Orange Park is in the Clay County School District and has three public elementary schools, two public junior high schools, and three public high schools Another ten public elementary schools, two public junior high schools, and three public high schools are outside the town limits. Orange Park also has several private schools. St Johns Country Day School is Pre-K - 12 Grade and a top ranked school in Florida.Fortis College, a for-profit two-year college is in Orange Park, as is a campus of St. Johns River State College.

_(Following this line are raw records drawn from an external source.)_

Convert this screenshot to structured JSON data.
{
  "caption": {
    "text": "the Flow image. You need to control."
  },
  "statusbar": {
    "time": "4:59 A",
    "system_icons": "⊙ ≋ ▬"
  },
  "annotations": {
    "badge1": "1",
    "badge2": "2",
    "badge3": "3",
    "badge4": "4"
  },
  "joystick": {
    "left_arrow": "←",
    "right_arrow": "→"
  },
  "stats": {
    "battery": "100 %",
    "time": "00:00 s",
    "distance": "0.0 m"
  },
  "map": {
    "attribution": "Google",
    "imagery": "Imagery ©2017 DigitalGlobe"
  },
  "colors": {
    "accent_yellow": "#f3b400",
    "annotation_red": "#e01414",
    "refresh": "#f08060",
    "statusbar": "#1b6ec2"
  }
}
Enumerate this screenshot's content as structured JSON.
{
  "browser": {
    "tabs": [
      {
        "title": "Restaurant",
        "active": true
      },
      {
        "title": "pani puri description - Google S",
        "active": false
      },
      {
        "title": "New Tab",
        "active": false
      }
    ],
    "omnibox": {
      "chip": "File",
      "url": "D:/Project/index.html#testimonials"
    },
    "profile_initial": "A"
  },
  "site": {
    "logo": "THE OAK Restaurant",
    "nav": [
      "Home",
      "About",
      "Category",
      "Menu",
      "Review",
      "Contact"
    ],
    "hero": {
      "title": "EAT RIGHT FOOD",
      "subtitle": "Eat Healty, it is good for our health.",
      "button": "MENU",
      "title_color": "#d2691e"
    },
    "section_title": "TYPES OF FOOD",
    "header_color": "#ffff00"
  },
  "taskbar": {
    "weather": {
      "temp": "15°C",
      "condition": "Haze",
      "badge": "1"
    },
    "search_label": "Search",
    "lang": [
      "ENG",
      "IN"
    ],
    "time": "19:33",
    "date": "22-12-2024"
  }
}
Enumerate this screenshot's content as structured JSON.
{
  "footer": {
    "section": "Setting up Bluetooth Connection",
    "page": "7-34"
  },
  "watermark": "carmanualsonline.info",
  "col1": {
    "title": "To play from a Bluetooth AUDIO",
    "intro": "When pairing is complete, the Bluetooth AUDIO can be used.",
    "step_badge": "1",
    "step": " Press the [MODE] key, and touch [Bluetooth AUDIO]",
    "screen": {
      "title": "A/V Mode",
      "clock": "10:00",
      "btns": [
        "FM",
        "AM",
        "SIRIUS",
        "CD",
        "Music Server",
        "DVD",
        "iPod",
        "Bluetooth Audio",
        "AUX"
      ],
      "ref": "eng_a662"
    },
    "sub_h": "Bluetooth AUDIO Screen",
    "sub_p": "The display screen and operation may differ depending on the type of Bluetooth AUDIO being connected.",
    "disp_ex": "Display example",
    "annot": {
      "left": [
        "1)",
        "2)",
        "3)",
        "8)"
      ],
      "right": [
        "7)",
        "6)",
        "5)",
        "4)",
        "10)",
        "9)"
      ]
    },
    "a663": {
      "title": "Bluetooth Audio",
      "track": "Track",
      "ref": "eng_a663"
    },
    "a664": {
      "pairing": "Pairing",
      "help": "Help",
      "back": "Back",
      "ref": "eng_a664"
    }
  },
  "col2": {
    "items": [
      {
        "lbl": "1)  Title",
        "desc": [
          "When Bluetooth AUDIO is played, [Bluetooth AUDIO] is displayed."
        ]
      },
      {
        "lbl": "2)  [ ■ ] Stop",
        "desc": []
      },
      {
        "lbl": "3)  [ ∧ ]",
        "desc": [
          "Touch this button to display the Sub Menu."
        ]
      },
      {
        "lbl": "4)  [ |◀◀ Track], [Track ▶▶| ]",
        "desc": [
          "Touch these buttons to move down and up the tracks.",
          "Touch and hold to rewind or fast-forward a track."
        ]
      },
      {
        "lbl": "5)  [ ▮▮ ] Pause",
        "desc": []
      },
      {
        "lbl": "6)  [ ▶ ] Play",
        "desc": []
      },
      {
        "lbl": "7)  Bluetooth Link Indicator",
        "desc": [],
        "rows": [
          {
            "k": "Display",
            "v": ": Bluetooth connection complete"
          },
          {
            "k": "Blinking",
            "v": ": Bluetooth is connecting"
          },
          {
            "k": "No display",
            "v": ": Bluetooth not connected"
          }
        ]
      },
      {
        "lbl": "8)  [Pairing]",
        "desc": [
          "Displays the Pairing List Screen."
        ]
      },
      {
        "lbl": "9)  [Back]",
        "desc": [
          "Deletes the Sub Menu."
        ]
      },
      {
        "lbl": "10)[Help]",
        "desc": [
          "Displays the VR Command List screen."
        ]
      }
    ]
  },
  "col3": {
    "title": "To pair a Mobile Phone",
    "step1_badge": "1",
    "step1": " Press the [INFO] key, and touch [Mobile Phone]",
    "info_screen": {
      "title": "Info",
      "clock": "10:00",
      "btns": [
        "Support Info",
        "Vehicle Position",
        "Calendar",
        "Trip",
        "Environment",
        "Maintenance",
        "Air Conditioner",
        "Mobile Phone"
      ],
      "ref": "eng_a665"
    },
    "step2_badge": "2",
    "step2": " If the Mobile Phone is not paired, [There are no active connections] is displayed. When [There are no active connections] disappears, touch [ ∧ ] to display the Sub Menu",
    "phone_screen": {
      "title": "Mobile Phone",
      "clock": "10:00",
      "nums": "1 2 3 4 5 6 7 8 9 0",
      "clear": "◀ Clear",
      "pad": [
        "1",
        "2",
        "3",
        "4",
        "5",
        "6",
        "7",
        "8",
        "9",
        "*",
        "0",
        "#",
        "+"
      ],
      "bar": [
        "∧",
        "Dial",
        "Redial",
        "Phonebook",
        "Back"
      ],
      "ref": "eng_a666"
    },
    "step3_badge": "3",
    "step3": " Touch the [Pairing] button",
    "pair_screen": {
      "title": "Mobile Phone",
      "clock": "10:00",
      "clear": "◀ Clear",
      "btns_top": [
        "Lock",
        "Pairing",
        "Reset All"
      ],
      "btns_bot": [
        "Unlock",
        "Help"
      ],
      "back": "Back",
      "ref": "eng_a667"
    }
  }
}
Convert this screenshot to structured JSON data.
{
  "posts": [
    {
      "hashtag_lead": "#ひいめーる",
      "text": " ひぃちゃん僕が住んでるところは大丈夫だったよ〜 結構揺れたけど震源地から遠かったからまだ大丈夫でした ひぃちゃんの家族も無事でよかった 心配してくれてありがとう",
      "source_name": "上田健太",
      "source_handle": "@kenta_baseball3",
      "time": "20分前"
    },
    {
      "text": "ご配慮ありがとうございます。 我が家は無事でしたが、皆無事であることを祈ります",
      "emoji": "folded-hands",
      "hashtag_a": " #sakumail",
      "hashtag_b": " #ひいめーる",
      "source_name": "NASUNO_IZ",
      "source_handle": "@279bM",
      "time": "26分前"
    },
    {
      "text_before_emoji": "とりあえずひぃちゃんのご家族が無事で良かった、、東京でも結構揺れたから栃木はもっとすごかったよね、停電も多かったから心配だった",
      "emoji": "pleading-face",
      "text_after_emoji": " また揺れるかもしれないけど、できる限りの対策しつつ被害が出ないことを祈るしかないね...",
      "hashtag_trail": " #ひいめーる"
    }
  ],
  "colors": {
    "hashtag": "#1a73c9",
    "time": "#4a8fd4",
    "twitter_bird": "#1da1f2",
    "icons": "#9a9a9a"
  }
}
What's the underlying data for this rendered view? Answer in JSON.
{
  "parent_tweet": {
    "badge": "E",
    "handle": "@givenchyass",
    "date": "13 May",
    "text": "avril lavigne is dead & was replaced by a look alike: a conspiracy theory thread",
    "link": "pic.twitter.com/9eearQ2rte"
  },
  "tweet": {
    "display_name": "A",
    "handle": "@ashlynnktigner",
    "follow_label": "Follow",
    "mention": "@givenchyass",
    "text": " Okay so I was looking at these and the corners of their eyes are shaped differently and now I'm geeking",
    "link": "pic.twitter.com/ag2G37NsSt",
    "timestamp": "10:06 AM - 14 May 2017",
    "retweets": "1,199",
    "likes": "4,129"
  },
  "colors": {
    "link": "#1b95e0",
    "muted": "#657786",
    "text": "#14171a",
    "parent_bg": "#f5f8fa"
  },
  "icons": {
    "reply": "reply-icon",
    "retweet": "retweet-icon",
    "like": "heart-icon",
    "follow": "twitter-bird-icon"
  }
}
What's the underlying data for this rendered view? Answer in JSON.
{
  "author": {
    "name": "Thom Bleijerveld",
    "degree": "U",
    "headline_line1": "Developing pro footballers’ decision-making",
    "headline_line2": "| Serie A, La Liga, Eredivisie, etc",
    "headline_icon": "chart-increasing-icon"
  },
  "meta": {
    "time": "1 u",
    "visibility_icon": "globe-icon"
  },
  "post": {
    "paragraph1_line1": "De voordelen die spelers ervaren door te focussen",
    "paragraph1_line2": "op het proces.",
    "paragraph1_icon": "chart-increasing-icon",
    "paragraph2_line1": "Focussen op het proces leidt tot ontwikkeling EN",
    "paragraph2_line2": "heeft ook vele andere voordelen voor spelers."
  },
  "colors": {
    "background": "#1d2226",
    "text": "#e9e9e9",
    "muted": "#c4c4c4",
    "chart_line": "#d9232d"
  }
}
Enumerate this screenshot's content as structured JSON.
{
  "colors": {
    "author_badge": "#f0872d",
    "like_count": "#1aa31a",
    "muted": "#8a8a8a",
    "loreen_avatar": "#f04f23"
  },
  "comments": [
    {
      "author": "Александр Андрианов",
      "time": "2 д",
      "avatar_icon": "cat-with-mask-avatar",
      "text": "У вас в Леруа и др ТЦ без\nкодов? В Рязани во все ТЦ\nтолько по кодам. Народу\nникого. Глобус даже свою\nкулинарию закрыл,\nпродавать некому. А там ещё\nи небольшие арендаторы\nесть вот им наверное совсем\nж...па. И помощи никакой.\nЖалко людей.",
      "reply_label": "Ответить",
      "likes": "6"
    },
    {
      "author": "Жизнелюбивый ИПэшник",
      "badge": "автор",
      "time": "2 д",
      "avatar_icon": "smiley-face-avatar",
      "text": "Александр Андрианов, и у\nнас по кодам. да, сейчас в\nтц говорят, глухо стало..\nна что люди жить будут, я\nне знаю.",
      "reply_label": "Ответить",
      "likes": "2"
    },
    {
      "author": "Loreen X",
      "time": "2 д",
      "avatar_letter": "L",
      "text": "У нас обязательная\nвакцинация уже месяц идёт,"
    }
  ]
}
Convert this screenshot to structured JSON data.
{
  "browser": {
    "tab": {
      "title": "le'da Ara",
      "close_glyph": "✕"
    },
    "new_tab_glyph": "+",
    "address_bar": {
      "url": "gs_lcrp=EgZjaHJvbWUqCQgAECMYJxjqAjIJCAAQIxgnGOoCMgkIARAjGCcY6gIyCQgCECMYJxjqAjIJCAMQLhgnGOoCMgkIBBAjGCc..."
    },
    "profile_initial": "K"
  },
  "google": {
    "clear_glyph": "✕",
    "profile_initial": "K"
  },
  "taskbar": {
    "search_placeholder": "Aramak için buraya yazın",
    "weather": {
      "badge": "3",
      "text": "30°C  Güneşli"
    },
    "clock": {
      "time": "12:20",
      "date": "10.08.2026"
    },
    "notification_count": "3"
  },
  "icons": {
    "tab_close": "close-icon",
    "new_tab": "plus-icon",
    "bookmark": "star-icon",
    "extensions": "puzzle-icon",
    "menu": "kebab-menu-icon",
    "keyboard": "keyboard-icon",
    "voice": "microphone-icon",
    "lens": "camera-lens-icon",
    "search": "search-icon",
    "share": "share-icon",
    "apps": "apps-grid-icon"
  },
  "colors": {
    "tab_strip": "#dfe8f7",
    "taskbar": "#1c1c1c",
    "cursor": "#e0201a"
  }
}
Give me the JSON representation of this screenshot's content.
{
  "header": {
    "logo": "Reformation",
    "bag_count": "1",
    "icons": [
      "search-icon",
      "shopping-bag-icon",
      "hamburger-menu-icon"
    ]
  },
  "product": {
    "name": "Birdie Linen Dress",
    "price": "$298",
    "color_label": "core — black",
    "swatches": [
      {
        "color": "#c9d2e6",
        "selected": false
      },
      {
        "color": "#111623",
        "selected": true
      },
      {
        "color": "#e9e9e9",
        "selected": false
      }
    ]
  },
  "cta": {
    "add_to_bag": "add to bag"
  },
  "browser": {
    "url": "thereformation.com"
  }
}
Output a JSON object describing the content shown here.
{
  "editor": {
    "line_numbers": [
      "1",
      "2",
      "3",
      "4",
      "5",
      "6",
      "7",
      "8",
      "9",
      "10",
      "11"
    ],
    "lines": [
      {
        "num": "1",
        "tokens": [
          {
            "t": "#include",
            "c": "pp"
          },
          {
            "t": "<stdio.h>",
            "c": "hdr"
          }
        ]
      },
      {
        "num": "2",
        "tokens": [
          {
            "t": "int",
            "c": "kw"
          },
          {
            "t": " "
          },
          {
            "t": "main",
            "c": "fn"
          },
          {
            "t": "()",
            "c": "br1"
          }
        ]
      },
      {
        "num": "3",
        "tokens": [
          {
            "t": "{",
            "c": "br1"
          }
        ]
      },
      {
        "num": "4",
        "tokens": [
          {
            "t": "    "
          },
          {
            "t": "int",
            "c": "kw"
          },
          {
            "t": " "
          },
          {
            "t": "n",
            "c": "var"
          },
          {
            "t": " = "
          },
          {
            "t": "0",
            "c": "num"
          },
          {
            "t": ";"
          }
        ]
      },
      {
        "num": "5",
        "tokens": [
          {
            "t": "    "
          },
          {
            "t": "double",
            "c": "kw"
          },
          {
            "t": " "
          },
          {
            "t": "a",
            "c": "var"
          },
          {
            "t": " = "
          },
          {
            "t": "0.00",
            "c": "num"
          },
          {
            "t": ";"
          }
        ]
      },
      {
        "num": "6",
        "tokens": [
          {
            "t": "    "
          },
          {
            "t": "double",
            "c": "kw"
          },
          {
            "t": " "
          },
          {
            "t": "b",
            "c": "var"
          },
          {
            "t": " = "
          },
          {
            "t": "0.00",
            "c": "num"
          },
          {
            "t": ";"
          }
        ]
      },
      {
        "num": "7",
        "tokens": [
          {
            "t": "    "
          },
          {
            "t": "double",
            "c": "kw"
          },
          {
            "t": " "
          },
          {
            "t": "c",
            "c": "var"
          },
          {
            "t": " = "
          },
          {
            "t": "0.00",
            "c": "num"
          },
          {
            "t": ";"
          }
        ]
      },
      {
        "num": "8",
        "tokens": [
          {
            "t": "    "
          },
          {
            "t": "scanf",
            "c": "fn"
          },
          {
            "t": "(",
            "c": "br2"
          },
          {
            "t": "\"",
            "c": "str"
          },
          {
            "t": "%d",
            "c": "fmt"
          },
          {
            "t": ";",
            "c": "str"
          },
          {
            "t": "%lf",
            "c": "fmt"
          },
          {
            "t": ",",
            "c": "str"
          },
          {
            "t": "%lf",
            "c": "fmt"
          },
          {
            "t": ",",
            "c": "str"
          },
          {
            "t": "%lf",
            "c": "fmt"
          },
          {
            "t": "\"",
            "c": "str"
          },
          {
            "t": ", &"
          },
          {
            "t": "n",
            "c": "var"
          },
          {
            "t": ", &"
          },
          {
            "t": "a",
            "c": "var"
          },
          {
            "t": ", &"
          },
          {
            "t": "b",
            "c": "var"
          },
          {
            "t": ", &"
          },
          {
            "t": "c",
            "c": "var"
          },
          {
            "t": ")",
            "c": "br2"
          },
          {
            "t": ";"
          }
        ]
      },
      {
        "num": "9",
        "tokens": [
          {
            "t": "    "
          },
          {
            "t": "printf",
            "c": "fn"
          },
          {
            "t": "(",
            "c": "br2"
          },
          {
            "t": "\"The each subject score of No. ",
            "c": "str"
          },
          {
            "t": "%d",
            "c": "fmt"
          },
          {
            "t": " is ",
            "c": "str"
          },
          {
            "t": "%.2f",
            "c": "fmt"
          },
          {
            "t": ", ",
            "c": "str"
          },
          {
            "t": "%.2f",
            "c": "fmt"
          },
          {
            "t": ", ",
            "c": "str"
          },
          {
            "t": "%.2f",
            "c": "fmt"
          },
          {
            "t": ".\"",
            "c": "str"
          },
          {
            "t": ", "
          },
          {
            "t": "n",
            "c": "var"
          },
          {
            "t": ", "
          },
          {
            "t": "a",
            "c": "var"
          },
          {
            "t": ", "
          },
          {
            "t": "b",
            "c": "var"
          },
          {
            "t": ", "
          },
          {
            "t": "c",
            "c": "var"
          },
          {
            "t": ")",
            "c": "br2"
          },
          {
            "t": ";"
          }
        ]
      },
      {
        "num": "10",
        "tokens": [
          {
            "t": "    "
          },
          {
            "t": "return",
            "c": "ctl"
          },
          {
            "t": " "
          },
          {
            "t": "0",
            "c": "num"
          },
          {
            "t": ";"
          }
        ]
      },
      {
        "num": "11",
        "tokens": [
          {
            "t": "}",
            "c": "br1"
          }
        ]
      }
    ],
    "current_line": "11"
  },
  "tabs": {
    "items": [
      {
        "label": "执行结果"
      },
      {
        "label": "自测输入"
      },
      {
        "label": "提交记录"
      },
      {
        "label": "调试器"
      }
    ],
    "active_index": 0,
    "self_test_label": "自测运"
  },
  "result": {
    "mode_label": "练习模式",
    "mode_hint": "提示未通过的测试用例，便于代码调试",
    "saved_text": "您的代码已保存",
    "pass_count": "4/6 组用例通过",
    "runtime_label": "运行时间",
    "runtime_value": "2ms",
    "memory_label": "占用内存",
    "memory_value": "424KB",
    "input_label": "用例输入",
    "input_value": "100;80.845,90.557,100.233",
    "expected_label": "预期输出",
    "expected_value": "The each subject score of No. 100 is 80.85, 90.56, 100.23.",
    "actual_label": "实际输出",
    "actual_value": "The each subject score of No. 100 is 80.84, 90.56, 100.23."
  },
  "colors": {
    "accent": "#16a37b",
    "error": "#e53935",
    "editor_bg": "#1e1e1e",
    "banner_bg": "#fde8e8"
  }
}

Orange Park High School is the closest public high school, 1 mi west of the town limits. Oakleaf High School is the second closest public high school, about two miles southwest of the town limits. Ridgeview High School is the third, about three miles south of the town limits.

==Notable people==
- Kat Cole, former CEO of Cinnabon
- Dane Dunning, MLB baseball player
- Steve Gaines, former member of Lynyrd Skynyrd
- Hank Garland, guitarist and songwriter
- Nassir Little, NBA player
- Terrance Plummer, former NFL linebacker
- Billy Powell, keyboardist of Lynyrd Skynyrd
- Shaquille Quarterman, NFL linebacker for the Jacksonville Jaguars
- Kylie Rocket, pornographic actress
- Christie Lynn Smith, actress
- Ronnie Van Zant, former member of Lynyrd Skynyrd
- Adrian White, NFL defensive back and coach
- Dez White, retired NFL wide receiver
- Slim Whitman, country music singer-songwriter

==Transportation==

===Roadways===
The Town of Orange Park is built around the intersection of 2 Major Roads: US 17 and Florida SR 224.
- / Park Avenue
- / Kingsley Avenue Park Avenue is Orange Park's main street and connects the town northbound to the city of Jacksonville and I-295, and southbound to the bridge to Fleming Island. Kingsley Avenue is the other main street and connects Orange Park to the neighboring Bellair-Meadowbrook Terrace. Other major roads include Wells Road connecting the northern half of Orange Park to the northern half of Bellair-Meadowbrook Terrace. Deberry Avenue connects Kingsley Avenue in Orange Park to Wells Road in Bellair-Meadowbrook Terrace. Doctor's Lake Road also directly connects Kingsley Ave. in Orange Park to Lakeside to the southwest.

==Utilities==

===Electrical Power===
The Town of Orange Park has a virtual 100% electrification rate and the sole electrical provider within the city limits is JEA, located in neighboring Jacksonville in Duval County. The cost and usage is about 8₵ per kWh for both residential and commercial customers. The main electrical provider for customers in the surrounding area is Clay Electric Cooperative, Inc., in Keystone Heights, FL. The average household uses about 1,000 kWh of electricity per month, while commercial businesses use an average of 6,600 kWh per month and industrial entities use 78,000 kWh per month.